I got him for exactly $154.99. I didn't pay for him either, I gave a costume I made back in January to a person who really liked it and in return the person I gave it to bought me the Shorty costume. He should arrive next week. I'm excited. 

I use Apple Barrel all the time. Excellent.

I noticed that they called him Tiny, but he's referred to as Shorty on the internet. I'm not sure which name I like better, they both fit him.


----------



## Robocop (Sep 24, 2008)

Isabella_Price said:


> I got him for exactly $154.99. I didn't pay for him either, I gave a costume I made back in January to a person who really liked it and in return the person I gave it to bought me the Shorty costume. He should arrive next week. I'm excited.
> 
> I use Apple Barrel all the time. Excellent.
> 
> I noticed that they called him Tiny, but he's referred to as Shorty on the internet. I'm not sure which name I like better, they both fit him.

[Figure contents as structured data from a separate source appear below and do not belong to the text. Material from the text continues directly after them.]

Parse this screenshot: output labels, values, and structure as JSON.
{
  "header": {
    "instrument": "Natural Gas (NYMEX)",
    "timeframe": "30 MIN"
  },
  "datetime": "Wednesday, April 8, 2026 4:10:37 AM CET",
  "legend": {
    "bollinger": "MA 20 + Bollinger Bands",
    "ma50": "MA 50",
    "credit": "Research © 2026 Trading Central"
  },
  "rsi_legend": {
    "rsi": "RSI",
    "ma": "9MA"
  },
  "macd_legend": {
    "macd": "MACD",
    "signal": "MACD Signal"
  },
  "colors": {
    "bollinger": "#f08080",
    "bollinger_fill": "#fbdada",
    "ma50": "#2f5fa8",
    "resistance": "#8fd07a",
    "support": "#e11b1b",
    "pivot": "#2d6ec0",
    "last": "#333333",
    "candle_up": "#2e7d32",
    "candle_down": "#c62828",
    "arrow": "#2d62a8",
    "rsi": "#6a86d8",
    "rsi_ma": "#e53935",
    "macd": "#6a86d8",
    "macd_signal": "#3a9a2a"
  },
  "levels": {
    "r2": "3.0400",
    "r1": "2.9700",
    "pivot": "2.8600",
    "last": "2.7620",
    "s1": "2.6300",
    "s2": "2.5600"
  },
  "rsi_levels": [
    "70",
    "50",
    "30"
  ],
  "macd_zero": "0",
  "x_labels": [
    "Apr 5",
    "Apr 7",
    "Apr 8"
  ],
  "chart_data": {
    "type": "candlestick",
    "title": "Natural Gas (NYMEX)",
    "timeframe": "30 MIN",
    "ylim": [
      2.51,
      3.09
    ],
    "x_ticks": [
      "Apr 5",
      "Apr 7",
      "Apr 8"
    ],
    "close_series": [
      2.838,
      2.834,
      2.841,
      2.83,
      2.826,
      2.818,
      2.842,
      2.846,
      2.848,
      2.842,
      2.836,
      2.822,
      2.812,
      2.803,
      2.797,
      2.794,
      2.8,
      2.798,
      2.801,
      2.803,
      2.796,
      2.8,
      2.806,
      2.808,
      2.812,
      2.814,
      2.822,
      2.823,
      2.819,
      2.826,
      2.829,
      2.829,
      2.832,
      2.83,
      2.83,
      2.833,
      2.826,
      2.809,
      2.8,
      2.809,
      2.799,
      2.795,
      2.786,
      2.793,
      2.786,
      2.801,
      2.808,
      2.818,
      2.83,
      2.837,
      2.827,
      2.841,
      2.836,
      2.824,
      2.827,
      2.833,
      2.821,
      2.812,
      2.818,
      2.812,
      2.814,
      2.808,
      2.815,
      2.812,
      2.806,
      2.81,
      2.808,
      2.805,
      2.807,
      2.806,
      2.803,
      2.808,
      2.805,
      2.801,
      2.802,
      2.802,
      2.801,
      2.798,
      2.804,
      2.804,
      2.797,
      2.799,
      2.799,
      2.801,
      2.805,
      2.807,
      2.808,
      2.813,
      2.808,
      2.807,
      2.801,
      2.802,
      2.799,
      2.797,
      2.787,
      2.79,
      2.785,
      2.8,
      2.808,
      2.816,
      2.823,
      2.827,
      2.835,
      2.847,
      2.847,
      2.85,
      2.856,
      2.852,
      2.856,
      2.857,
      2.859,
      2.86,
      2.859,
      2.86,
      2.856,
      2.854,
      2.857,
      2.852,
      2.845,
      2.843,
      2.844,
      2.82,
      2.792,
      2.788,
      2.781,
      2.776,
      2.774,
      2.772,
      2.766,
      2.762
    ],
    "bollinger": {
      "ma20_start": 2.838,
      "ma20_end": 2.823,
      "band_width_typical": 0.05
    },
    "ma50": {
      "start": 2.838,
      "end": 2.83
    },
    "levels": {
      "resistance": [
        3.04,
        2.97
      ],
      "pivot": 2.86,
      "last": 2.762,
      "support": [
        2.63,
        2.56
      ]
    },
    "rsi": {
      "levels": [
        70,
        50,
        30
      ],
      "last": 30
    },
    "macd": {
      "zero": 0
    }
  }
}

You ought to post some pics of it when you get it. I really wanted to get the smil costume and make a lifesized display but i didnt reall have anywere to stand him. Do be carefull not to get your pain on to thick or it could crack.


----------



## luv10-31 (Sep 4, 2008)

Thanks for the info Robocop. His work looks amazing. I think I'll have to hold off on IT till next year though(or I will be single LOL!)


----------



## Isabella_Price (Sep 6, 2008)

Robocop said:


> You ought to post some pics of it when you get it. I really wanted to get the smil costume and make a lifesized display but i didnt reall have anywere to stand him. Do be carefull not to get your pain on to thick or it could crack.


A lifesize display would be awesome. I should do that. But, I lack space as well.

Do you put anything over the paint to prevent it from chipping or peeling?


----------



## Robocop (Sep 24, 2008)

isabella, you dont need to put anything over it because the apple barrel paint is latex based so it bonds to the surface. just be sure to let it cure for a week befor wearing it so the paint can cure or it could crack. The other way it would crack is if you lay it on really thick, the only way to seal it is to use permawet but that needs to be airbrushed on.


----------